QCDs are preferable over simply taking an IRA distribution and then donating the proceeds to charity for a number of reasons, stemming from the fact that standard IRA distributions are generally taxable and must be included in adjusted gross income (AGI) before the charitable deduction is applied. Taxable IRA distributions often result in additional Social Security benefits becoming taxable, and also result in increased AGI limits for various itemized deductions (including medical expenses, investment expenses, etc.). Additionally, the deduction for charitable contributions is broadly limited to 50% of a taxpayer’s AGI, meaning the full benefit of a charitable deduction made from IRA proceeds may not even be absorbed in the year made (although unused charitable deductions may carry forward for up to 5 years).

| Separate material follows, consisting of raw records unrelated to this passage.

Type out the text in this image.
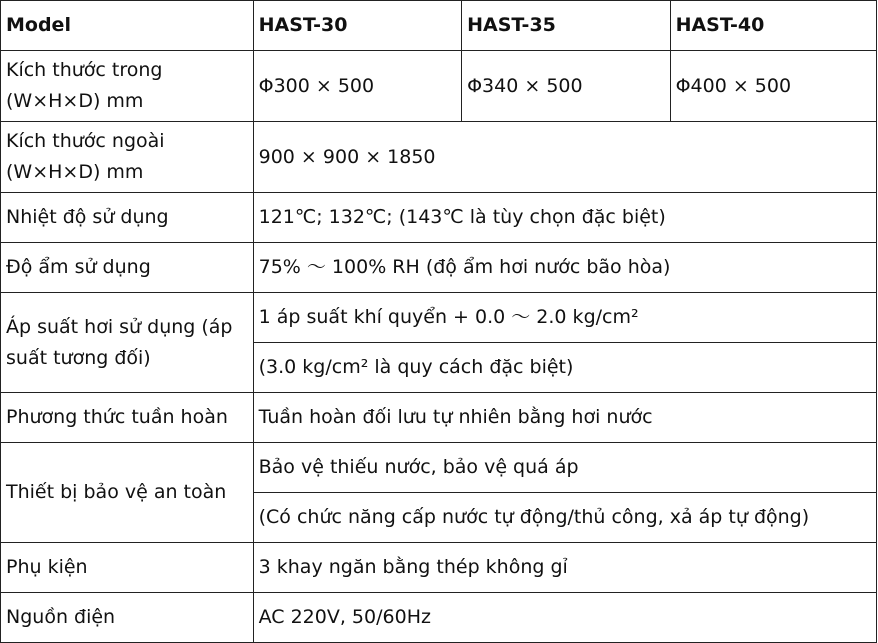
Model	HAST-30	HAST-35	HAST-40
Kích thước trong
(W×H×D) mm	Φ300 × 500	Φ340 × 500	Φ400 × 500
Kích thước ngoài
(W×H×D) mm	900 × 900 × 1850		
Nhiệt độ sử dụng	121℃; 132℃; (143℃ là tùy chọn đặc biệt)		
Độ ẩm sử dụng	75% ～ 100% RH (độ ẩm hơi nước bão hòa)		
Áp suất hơi sử dụng (áp
suất tương đối)	1 áp suất khí quyển + 0.0 ～ 2.0 kg/cm²		
	(3.0 kg/cm² là quy cách đặc biệt)		
Phương thức tuần hoàn	Tuần hoàn đối lưu tự nhiên bằng hơi nước		
Thiết bị bảo vệ an toàn	Bảo vệ thiếu nước, bảo vệ quá áp		
	(Có chức năng cấp nước tự động/thủ công, xả áp tự động)		
Phụ kiện	3 khay ngăn bằng thép không gỉ		
Nguồn điện	AC 220V, 50/60Hz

A QCD, on the other hand, does not increase AGI – it is excluded from AGI entirely – and thereby avoids the aforementioned increased taxation of Social Security benefits and the negative impact on certain itemized deductions.
Perhaps most important is the fact that QCDs automatically fulfill a taxpayer’s “required minimum distribution” (RMD) in the year of contribution. Thus, a taxpayer who doesn’t otherwise need a RMD to live on can contribute to charity without first absorbing the tax impact of the distribution itself.